Fittipaldi Apologizes For Milk Snub, Donates Money To Charity
INDIANAPOLIS - Two days after Emerson Fittipaldi reached for some orange juice instead of a bottle of milk, the Indianapolis 500 winner released an apology through the American Dairy Association of Indiana.
Fittipaldi said the $5,000 traditionally given to the winner by the dairy association would go to charity. So will the $500 earmarked annually for the winner's chief mechanic.
"I am a Brazilian orange-juice producer, and for many years I have been toasting my racing victories with orange juice," Fittipaldi said yesterday.
"At the Indianapolis 500 this year, I drank the milk after I had a little orange juice. I deeply regret the misunderstanding and inconvenience I caused for the American Dairy Association and the Indianapolis Motor Speedway," he said in the statement.
The milk tradition began after Louis Meyer won the race in 1933 and headed straight for the milk in the icebox in his garage.

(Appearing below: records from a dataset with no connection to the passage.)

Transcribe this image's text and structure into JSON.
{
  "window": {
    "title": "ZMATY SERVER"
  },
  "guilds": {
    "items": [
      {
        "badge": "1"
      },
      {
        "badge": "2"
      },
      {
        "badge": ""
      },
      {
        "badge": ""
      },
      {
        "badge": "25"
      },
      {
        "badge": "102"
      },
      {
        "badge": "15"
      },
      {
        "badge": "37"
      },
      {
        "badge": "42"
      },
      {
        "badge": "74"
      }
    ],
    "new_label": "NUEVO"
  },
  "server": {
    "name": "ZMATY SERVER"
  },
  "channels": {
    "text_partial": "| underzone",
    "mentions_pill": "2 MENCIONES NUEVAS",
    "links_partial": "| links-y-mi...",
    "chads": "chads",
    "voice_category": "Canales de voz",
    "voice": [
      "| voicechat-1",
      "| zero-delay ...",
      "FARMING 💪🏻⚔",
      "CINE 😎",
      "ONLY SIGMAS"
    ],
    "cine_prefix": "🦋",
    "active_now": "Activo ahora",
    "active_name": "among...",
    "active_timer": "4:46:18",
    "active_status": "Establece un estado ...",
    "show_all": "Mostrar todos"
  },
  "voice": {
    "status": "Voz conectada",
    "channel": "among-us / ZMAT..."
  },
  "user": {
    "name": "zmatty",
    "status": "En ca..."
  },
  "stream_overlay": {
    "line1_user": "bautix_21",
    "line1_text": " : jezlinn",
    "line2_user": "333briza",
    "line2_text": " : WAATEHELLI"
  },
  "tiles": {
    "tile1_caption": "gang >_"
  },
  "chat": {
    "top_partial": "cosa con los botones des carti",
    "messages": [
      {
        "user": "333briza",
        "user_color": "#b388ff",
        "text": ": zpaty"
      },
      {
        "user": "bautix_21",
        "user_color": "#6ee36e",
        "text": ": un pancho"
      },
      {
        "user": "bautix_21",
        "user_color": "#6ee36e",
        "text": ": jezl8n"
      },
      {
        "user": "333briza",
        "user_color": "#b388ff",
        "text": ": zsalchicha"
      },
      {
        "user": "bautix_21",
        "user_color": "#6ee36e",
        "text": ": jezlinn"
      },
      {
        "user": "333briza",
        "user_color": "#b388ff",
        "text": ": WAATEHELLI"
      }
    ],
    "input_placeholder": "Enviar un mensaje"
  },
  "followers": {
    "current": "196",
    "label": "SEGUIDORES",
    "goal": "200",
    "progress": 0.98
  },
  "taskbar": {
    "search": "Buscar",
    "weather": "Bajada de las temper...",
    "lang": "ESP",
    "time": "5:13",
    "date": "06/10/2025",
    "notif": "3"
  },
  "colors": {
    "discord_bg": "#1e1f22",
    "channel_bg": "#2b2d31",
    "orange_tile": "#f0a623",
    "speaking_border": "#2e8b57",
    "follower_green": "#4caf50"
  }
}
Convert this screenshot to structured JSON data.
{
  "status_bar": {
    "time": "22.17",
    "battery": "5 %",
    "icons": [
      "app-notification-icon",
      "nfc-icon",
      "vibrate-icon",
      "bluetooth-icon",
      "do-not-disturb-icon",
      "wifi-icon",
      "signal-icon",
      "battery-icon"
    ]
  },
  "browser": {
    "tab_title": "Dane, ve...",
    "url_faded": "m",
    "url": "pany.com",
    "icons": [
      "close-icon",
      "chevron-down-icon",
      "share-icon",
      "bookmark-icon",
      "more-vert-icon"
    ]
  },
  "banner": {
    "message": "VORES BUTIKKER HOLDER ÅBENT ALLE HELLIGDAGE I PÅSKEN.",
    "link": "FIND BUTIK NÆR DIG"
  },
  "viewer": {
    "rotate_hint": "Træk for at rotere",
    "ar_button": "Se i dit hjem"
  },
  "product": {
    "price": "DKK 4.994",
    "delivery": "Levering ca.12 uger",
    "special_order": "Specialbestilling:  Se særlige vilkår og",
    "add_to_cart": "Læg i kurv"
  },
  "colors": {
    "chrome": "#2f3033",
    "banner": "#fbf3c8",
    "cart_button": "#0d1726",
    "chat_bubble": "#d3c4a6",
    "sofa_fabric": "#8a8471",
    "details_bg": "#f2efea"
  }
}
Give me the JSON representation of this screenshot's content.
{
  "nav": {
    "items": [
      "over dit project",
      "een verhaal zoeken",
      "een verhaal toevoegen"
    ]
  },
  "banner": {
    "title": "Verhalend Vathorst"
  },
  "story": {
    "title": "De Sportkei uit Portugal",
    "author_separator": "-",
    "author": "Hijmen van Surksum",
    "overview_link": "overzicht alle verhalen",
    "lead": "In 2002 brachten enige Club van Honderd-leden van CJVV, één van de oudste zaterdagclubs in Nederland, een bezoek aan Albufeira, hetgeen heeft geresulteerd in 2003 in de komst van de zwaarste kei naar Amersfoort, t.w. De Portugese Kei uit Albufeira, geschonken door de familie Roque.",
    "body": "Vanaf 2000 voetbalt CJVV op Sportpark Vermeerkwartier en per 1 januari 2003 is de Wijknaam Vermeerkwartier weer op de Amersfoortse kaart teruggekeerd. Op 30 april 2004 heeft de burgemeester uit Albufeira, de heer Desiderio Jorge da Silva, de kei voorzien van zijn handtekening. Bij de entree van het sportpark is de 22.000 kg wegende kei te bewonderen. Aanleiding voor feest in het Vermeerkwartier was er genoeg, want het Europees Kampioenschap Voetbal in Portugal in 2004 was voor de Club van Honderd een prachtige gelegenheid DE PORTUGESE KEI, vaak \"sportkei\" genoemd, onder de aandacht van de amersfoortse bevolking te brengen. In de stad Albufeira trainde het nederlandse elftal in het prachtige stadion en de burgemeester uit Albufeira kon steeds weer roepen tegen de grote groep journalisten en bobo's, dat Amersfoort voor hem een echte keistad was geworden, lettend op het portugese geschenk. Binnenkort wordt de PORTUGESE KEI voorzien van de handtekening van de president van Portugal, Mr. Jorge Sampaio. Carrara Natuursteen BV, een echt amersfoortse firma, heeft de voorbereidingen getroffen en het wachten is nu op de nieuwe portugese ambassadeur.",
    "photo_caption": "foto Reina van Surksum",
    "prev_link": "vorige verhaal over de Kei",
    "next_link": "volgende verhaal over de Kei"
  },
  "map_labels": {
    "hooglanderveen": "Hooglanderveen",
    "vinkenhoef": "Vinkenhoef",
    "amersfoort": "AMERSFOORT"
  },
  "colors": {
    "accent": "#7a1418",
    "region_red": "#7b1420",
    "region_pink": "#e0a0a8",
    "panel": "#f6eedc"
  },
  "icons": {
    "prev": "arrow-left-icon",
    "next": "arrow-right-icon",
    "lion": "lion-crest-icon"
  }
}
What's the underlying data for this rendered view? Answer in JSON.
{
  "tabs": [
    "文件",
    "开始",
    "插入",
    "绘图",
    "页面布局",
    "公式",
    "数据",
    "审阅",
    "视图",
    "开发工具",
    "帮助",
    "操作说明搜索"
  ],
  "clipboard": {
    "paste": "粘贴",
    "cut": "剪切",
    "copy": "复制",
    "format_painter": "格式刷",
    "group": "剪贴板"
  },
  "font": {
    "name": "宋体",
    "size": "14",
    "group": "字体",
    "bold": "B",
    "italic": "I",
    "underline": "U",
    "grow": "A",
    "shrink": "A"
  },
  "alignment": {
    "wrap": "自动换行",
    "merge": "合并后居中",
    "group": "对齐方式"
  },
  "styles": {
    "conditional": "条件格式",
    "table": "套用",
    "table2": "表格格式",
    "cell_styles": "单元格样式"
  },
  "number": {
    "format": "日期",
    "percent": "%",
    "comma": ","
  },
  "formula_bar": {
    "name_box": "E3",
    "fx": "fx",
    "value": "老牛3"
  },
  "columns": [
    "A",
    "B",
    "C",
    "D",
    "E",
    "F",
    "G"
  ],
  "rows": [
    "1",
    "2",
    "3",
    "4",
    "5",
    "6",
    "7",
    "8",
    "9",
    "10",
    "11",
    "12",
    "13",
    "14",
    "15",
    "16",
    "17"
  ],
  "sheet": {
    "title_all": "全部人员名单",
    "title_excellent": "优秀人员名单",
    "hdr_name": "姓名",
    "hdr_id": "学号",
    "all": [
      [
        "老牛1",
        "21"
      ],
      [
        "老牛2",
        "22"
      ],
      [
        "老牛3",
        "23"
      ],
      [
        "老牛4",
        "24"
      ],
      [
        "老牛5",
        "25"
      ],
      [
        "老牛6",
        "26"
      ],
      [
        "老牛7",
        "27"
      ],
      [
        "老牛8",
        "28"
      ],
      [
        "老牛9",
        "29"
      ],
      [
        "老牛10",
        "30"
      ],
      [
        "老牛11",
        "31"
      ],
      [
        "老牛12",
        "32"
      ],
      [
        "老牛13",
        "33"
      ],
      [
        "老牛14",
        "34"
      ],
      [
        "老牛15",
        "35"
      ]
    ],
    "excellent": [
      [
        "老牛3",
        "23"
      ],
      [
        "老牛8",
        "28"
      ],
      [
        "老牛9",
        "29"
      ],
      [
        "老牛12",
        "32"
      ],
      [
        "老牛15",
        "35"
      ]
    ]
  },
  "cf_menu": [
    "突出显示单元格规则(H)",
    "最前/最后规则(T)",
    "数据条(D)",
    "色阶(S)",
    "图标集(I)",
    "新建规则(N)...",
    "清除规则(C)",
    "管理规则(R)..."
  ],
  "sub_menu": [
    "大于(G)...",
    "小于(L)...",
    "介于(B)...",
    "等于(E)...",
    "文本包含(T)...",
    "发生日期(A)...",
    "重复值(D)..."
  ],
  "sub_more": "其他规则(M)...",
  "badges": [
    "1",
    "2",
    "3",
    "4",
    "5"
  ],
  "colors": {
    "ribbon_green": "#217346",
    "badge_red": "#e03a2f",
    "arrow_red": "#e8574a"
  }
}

A photographer happened to catch Meyer drinking the milk, and the next day, his picture was in the newspaper. The Indiana dairy people thought it was great publicity for their product and talked the Speedway into letting them have a bottle waiting for the winner in Victory Lane.
Fittipaldi and Team Penske received a winner's share of $1,155,304 from a record purse of $7.68 million at Monday night's victory dinner. The added money from the dairy association - $5,000 for the race winner and $500 for the winning car's chief mechanic -
will go to the Championship Auto Racing Auxiliary, an organization made up of wives, mothers and friends of race participants.
The donation to CARA, which supports various charities, apparently settled the milk controversy, but Fittipaldi was still missing a steering wheel. A wheel he uses on short oval tracks, such as Sunday's upcoming race in Milwaukee, apparently was stolen when the car was on display at the victory dinner.